10 Myths of Business Networking – Part Two


By Ken Marsh
Ken Marsh is a Price of Business Show Contributor for Business Networking. He is an authority on this subject and author of the book Fearless Networking.

“Self-preservation has a tendency to lead to poverty.”  — Excerpted from “The Treasury of Quotes” by Jim Rohn

 Although many will say that most of their business comes through networking. Just as many will have false assumptions about business networking that could be hampering their effort at increasing their business through “word of mouth marketing.” Following is a list of five of the 10 myths about business networking (myths 6-10). How many did you once agree with?

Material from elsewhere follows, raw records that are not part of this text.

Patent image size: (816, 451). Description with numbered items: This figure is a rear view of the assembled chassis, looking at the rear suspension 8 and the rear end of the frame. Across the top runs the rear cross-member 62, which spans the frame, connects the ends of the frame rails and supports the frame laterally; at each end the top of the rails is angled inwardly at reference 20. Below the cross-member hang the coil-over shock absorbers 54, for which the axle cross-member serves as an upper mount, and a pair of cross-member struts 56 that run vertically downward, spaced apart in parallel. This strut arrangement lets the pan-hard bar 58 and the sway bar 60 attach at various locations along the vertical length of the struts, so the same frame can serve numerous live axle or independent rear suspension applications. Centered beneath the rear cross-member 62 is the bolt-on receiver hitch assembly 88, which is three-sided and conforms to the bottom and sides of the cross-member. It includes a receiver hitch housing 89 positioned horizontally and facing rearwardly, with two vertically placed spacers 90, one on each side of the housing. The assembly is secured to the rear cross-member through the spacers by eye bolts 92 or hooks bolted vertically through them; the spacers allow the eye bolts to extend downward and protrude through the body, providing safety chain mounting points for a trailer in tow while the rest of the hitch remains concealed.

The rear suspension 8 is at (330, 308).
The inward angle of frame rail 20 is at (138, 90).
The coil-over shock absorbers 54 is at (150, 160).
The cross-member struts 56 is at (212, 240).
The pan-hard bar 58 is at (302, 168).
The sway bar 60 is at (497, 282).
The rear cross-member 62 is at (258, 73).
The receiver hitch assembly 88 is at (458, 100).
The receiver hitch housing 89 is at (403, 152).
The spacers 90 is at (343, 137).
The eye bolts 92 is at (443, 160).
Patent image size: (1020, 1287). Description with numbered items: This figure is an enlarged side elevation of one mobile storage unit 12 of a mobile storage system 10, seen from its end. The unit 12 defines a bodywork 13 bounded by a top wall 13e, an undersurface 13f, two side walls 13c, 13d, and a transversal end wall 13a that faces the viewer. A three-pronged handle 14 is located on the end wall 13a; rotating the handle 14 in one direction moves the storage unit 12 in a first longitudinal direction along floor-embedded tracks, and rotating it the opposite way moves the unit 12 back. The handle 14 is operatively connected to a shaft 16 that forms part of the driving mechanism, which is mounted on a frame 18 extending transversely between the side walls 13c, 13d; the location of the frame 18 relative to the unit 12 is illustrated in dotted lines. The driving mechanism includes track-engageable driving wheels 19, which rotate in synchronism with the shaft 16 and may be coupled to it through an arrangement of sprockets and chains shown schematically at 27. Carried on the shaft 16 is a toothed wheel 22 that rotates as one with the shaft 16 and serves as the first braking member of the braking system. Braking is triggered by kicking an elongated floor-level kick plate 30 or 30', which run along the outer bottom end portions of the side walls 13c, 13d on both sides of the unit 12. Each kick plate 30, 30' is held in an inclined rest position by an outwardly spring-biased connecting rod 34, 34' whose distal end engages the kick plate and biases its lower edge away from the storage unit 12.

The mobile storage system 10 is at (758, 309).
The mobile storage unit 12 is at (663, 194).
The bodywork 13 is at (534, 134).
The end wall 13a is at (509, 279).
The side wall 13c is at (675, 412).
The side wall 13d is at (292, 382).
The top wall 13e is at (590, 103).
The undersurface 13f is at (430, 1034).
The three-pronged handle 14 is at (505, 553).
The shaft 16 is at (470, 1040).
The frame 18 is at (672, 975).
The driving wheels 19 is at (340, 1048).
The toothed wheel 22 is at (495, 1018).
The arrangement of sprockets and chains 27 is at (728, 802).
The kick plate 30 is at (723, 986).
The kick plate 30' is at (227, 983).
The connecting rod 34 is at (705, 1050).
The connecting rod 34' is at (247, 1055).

  1. “You have the “gift of gab” so you are a natural networker.” Nothing could be further from the truth. The ability to listen actively to identify wants and needs and to determine the impact of not resolving issues, is far more critical to effective networking and relationship building.
  2. “One should never have to cold call again once he learns how to network.” This statement could not be further from the truth. Business networking is an art that takes time to master. But, even master networkers know that networking does not replace selling. If anything, networking is a form of marketing and should enhance selling. A good rule of thumb for a champion salesperson is to spend 60% of your time networking and 40% selling.
  3. “Collecting business cards to create a huge contact database is networking.” Business networking is much more about focusing on building relationships rather than a database of names, addresses and phone numbers. Acquiring a database of diverse people with diverse products and services that have agreed to share referrals is true networking.
  4. “Once you have a well written 60-second product or service introduction, you are ready to begin networking.” Having a well-written 60-second product or service introduction or even a great elevator speech are important components of networking. However, networking is more about asking the right questions at the right time to begin building rapport and trust, listening for issues, wants and needs and tying the issues, wants and needs to the services of network associates who can help a prospective referral.
  5. “Since self-preservation is a key to survival, it is impossible to focus mainly on helping or contributing to another person’s interests.” It is true that most people primarily think about their own problems and concerns. However, it is not impossible to learn to primarily focus on helping others. In fact, when we do we find that we are much closer to attaining our own goals. This is true because people are more apt to be interested in helping us when we demonstrate that we are interested in helping them.